International online operators are banned from operating in the Swiss market from July 2019. This measure comes after the Swiss Money Gaming Act was introduced at the beginning of the year.
Regulated Online Gambling
The Swiss Money Gambling Act came into effect as of January 1, 2019, after it was approved by a national referendum last year, receiving support from almost three-quarters of the voters. The new gambling legislation implements one of Europe’s strictest gambling laws and will essentially block foreign-based operators from the Swiss market. This will force citizens of the country to gamble only with Swiss casinos that hold online gambling licenses issued by the country’s gambling regulator Eidgenössische Spielbankenkommission (ESBK).

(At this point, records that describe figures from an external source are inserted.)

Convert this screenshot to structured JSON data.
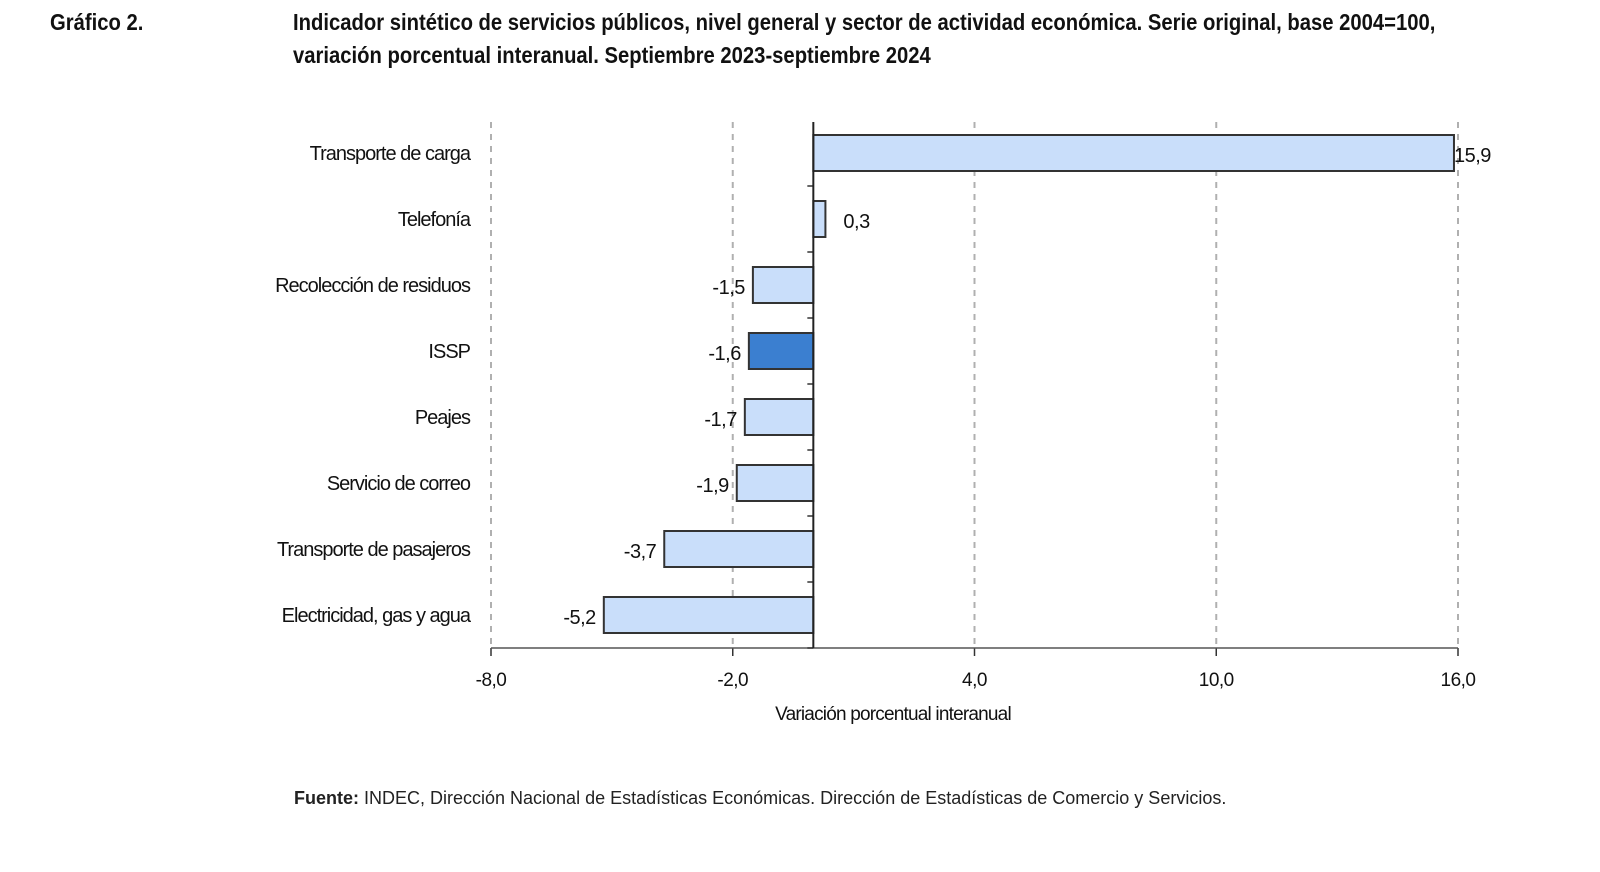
{
  "figure": {
    "number": "Gráfico 2.",
    "title": "Indicador sintético de servicios públicos, nivel general y sector de actividad económica. Serie original, base 2004=100, variación porcentual interanual. Septiembre 2023-septiembre 2024",
    "source_label": "Fuente:",
    "source_text": " INDEC, Dirección Nacional de Estadísticas Económicas. Dirección de Estadísticas de Comercio y Servicios."
  },
  "chart_data": {
    "type": "bar",
    "orientation": "horizontal",
    "categories": [
      "Transporte de carga",
      "Telefonía",
      "Recolección de residuos",
      "ISSP",
      "Peajes",
      "Servicio de correo",
      "Transporte de pasajeros",
      "Electricidad, gas y agua"
    ],
    "values": [
      15.9,
      0.3,
      -1.5,
      -1.6,
      -1.7,
      -1.9,
      -3.7,
      -5.2
    ],
    "value_labels": [
      "15,9",
      "0,3",
      "-1,5",
      "-1,6",
      "-1,7",
      "-1,9",
      "-3,7",
      "-5,2"
    ],
    "highlight": "ISSP",
    "xlabel": "Variación porcentual interanual",
    "xlim": [
      -8,
      16
    ],
    "xticks": [
      -8,
      -2,
      4,
      10,
      16
    ],
    "xtick_labels": [
      "-8,0",
      "-2,0",
      "4,0",
      "10,0",
      "16,0"
    ],
    "grid": true,
    "colors": {
      "bar": "#c9defa",
      "highlight": "#3b7fd0",
      "border": "#333333",
      "grid": "#b0b0b0"
    }
  }
}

All platforms which are accessible in Switzerland, but not licensed will be added to a blacklist by the country’s gaming regulator. The domains of sites on this list will be blocked by a domain name server (DNS) lock with all internet providers. Sites which do not operate in Switzerland, or those who seize operations on the market before July 2019, will not be listed. The first two operators in the list are likely to be published within a few months.
The Swiss Money Gaming Act (Geldspielgesetz) came in support of the government’s bid to counteract gambling addiction and protect players from the negative effects of gambling. According to Addiction Switzerland, gambling addiction affects around 75,000 people in the country, costing the nation more than half a million Swiss Francs (€450,000) annually. Another reason cited by the government is the fact that foreign sites receive more than CHF250 million ($252 million) annually, without paying anything back to the Alpine nation.
The new gambling law requires all casino operators in Switzerland, which also want to offer online gambling to have their games technically certified. Additionally, the casinos need to make sure that their gaming providers have a good reputation on the market. So far the Federal council has issued licenses to four of the country’s land-based casinos: Grand Casino Baden, Casino Davos, Grand Casino Luzern, and Casino Zürichsee. Other establishments are also currently applying for a license. These operators will be able to offer online gamblers in Switzerlands casino games such as poker and roulette legally. They will, however, have to adhere to strict measures listed by the law such as setting maximum sums on bets, daily and monthly limits. For poker, the maximum entry fee can be CHF200 (€176) and a total value of CHF200,000(€176 000) for total stakes on the day. The limit of lotteries and raffles will depend on the type of license of the lottery.
International sites will still be given an opportunity to operate legally in the country, however, through partnerships with one of the Swiss 21 brick-and-mortar establishments in the future, although local online operators will be given a priority over international rivals.
Where can Swiss Gamblers Play Online?
Many foreign casinos have already started blocking visitors with Swiss IP addresses on their sites. Those who are still accessible will be eventually put in a black list and blocked by internet providers.
Swiss players will be able to use one of the four online gambling providers available in the country or will have to wait for their favorite casino to get licensed with a local land-based provider. Some casino providers like the Stars group have already announced plans for partnering with local brands to offer their services to the Swiss masses. However, no time-frame has been announced yet.
There is nothing specified in the law regarding any sort of punishment for Swiss citizens conducting gambling activities in unlicensed sites. It also remains unclear what measures will be taken for monitoring if the citizens abide by the law and how strict the law will be on them otherwise.